1. A shadow mask structure comprising a mask frame and a shadow mask attached to said mask frame, said mask frame being provided with a frame plate having a rectangular outline-shape and a pair of major sidewalls perpendicularly risen from a pair of major sides of said frame plate, said shadow mask having a rectangular shape corresponding to said frame plate and being spanned between top edges of said major sidewalls so as to be tensioned in a minor direction parallel to minor sides thereof, said shadow mask having an aperture area and a no-aperture area, said aperture area being extended on the central rectangular region of said shadow mask and having a large number apertures, said no-aperture area being extended on a peripheral region of said central rectangular region;

wherein said shadow mask has a pair of half-etched dent areas formed on said no-aperture area along the pair of minor sides of said shadow mask;

said half-etched dent areas having a large number dents.

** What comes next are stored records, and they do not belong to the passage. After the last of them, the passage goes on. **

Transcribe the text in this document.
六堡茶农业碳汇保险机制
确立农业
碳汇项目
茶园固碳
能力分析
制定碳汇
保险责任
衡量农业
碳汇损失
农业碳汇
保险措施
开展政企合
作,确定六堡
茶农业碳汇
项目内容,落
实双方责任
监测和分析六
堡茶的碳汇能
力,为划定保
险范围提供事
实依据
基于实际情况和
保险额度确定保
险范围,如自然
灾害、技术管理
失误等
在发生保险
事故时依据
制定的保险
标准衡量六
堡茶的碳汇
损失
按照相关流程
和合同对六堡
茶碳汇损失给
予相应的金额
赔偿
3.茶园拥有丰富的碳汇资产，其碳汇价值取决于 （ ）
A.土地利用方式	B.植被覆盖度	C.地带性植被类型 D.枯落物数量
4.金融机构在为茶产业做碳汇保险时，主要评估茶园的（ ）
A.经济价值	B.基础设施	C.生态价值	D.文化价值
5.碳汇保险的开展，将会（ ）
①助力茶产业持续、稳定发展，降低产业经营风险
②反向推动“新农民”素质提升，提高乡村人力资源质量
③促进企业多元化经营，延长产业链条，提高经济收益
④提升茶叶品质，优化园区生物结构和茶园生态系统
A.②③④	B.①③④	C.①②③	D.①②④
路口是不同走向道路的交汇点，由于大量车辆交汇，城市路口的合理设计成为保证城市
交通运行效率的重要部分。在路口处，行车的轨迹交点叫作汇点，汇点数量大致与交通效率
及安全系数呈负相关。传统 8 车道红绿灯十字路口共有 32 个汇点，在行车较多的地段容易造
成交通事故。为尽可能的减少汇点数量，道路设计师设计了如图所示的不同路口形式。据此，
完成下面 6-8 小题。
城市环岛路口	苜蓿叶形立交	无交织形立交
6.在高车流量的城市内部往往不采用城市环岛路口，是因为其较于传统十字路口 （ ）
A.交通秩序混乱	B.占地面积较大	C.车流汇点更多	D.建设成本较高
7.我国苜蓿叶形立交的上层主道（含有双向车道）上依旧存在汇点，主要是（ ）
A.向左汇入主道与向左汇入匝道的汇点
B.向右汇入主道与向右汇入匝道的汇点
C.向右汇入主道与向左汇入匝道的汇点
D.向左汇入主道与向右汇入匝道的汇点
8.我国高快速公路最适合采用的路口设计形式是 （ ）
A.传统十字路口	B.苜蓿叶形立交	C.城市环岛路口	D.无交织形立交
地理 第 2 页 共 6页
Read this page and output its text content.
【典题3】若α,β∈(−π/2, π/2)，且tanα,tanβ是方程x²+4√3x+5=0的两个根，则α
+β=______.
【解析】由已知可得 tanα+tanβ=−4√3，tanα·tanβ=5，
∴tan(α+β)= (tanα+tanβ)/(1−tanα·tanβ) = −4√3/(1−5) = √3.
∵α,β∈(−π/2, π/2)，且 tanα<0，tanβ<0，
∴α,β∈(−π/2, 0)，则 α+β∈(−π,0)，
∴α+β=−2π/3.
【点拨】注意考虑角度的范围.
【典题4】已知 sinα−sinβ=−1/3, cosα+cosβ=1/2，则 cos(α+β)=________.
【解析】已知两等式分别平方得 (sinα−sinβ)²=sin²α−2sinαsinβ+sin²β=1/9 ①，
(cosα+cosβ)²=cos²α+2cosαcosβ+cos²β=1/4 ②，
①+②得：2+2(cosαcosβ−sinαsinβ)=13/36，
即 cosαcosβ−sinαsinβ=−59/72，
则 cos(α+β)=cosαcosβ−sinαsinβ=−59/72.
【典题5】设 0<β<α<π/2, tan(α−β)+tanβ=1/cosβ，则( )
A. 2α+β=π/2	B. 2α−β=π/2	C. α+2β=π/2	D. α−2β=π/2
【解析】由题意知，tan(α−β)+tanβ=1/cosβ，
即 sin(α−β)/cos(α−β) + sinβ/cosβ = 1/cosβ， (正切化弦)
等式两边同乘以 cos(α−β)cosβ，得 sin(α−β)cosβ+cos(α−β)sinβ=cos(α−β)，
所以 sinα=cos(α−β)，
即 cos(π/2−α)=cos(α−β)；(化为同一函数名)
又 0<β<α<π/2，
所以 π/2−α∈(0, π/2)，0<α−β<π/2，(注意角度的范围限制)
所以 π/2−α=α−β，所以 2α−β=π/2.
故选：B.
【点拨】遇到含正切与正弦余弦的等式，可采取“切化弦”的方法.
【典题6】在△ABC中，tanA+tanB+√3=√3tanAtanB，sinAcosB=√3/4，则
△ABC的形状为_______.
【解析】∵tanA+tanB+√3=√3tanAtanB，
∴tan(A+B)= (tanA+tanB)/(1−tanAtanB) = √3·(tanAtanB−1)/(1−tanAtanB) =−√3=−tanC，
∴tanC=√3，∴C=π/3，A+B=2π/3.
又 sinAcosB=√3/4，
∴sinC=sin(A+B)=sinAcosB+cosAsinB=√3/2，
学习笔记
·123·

2. A shadow mask structure as claimed in

claim 1, wherein said half-etched dent areas are gradually reduced in width parallel to said minor sides of said shadow mask with heights from said minor sides increased, respectively.

3. A shadow mask structure as claimed in

claim 2, wherein each of said half-etched dent areas has an outline-shape limited by a quadric curve.

4. A shadow mask structure as claimed in

claim 3, wherein each of said half-etched dent areas has a central conic curve outline-shape.

5. A shadow mask structure as claimed in

claim 1 or

2, wherein said shadow mask is made essentially of low-thermal expansion coefficient metal;

said mask frame being made essentially of high-rigidity metal.

6. A shadow mask structure as claimed in

claim 1 or

2, wherein said shadow mask structure further comprises a pair of mask supporting beams attached to upper-outsides of said major sidewalls;

said shadow mask being spanned between top edges of mask supporting beams so as to be tensioned in said minor direction.

7. A shadow mask structure as claimed in

claim 6, wherein said mask supporting beams are made essentially of low-thermal expansion coefficient metal.

8. A shadow mask structure as claimed in

claim 6, wherein said dents in said half-etched dent areas serve to make rigidities of said aperture and said no-aperture areas equal to each other.

9. A cathode-ray tube comprising a shadow mask structure as claimed in

claim 1,

2, 6, or 8.